Teaching Cases

Teaching cases are primary teaching tools in the fields of management, education and public policy. They are used globally in university settings, professional development and executive education, and provide students and readers with a great wealth of insider knowledge about the “norms” and ‘cultures’ of organizations, institutions and business entities. The strength of case learning rests on the presentation of an actual issue in the real life of a person or organization.

These cases are about students who come from a background in foster care and still, despite incredible adversity, have been successful in gaining acceptance to graduate school. The cases can be used by instructors of students in undergraduate support programs and are also suitable for high school students in ILP classes.

The cases follow a similar format to those found in schools of management. Each case presents a protagonist (the student) who is facing an issue that needs resolution and requires some thought. The case provides a brief section on each student’s experience in foster care but keeps this to a minimum; it is only there to help readers identify with the protagonist.
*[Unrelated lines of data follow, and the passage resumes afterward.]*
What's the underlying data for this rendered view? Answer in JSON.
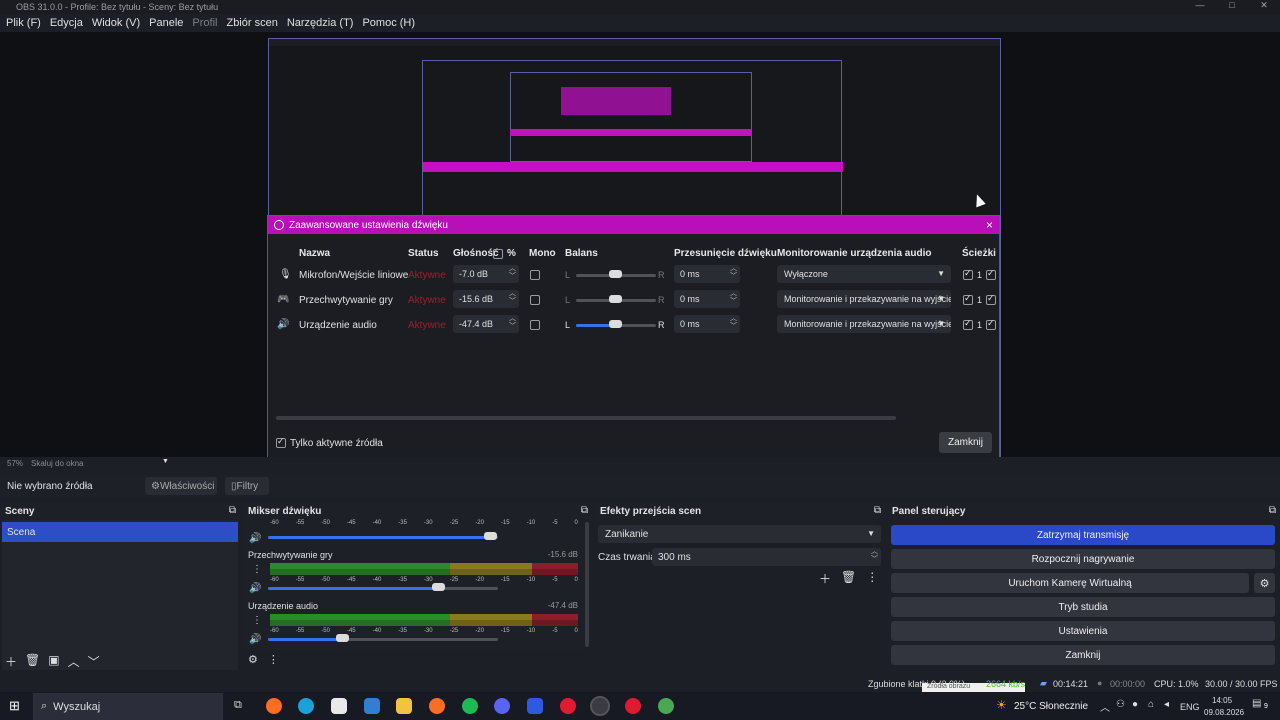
{
  "window": {
    "title": "OBS 31.0.0 - Profile: Bez tytułu - Sceny: Bez tytułu",
    "controls": [
      "—",
      "□",
      "✕"
    ]
  },
  "menu": [
    "Plik (F)",
    "Edycja",
    "Widok (V)",
    "Panele",
    "Profil",
    "Zbiór scen",
    "Narzędzia (T)",
    "Pomoc (H)"
  ],
  "dialog": {
    "title": "Zaawansowane ustawienia dźwięku",
    "close": "×",
    "headers": {
      "name": "Nazwa",
      "status": "Status",
      "volume": "Głośność",
      "percent": "%",
      "mono": "Mono",
      "balance": "Balans",
      "sync": "Przesunięcie dźwięku",
      "monitoring": "Monitorowanie urządzenia audio",
      "tracks": "Ścieżki"
    },
    "rows": [
      {
        "icon": "microphone-icon",
        "glyph": "🎙",
        "name": "Mikrofon/Wejście liniowe",
        "status": "Aktywne",
        "volume": "-7.0 dB",
        "balance_l": "L",
        "balance_r": "R",
        "sync": "0 ms",
        "monitoring": "Wyłączone",
        "track": "1"
      },
      {
        "icon": "gamepad-icon",
        "glyph": "🎮",
        "name": "Przechwytywanie gry",
        "status": "Aktywne",
        "volume": "-15.6 dB",
        "balance_l": "L",
        "balance_r": "R",
        "sync": "0 ms",
        "monitoring": "Monitorowanie i przekazywanie na wyjście",
        "track": "1"
      },
      {
        "icon": "speaker-icon",
        "glyph": "🔊",
        "name": "Urządzenie audio",
        "status": "Aktywne",
        "volume": "-47.4 dB",
        "balance_l": "L",
        "balance_r": "R",
        "sync": "0 ms",
        "monitoring": "Monitorowanie i przekazywanie na wyjście",
        "track": "1"
      }
    ],
    "active_only": "Tylko aktywne źródła",
    "close_button": "Zamknij"
  },
  "preview_bar": {
    "zoom": "57%",
    "scale": "Skaluj do okna"
  },
  "source_bar": {
    "no_source": "Nie wybrano źródła",
    "properties": "Właściwości",
    "filters": "Filtry"
  },
  "scenes": {
    "title": "Sceny",
    "items": [
      "Scena"
    ]
  },
  "mixer": {
    "title": "Mikser dźwięku",
    "ticks": [
      "-60",
      "-55",
      "-50",
      "-45",
      "-40",
      "-35",
      "-30",
      "-25",
      "-20",
      "-15",
      "-10",
      "-5",
      "0"
    ],
    "channels": [
      {
        "name": "Przechwytywanie gry",
        "db": "-15.6 dB"
      },
      {
        "name": "Urządzenie audio",
        "db": "-47.4 dB"
      }
    ]
  },
  "transitions": {
    "title": "Efekty przejścia scen",
    "selected": "Zanikanie",
    "duration_label": "Czas trwania",
    "duration": "300 ms"
  },
  "controls": {
    "title": "Panel sterujący",
    "buttons": [
      "Zatrzymaj transmisję",
      "Rozpocznij nagrywanie",
      "Uruchom Kamerę Wirtualną",
      "Tryb studia",
      "Ustawienia",
      "Zamknij"
    ]
  },
  "statusbar": {
    "dropped": "Zgubione klatki 0 (0.0%)",
    "kbps": "2664 kb/s",
    "live": "00:14:21",
    "rec": "00:00:00",
    "cpu": "CPU: 1.0%",
    "fps": "30.00 / 30.00 FPS",
    "tooltip": "Źródła obrazu"
  },
  "taskbar": {
    "search": "Wyszukaj",
    "weather": "25°C  Słonecznie",
    "lang": "ENG",
    "time": "14:05",
    "date": "09.08.2026",
    "notifications": "9"
  },
  "colors": {
    "accent": "#c40fc4",
    "selected": "#2d4ec4",
    "stop_stream": "#2a49c8"
  }
}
Each case provides information about an aspect of the graduate school application process or graduate school itself, as well as detailed descriptions of academic life.

Each case has a guide that provides ideas about how the case might be used in a classroom or instructional setting and these can be found on the Facilitator tab in this same section. But the cases are open to investigation and can be used for a variety of pedagogical purposes. For example, they were written with the idea to help undergraduate students navigate university culture, but they also could be used to educate social workers about how they might help college-bound foster youth reach their educational goals.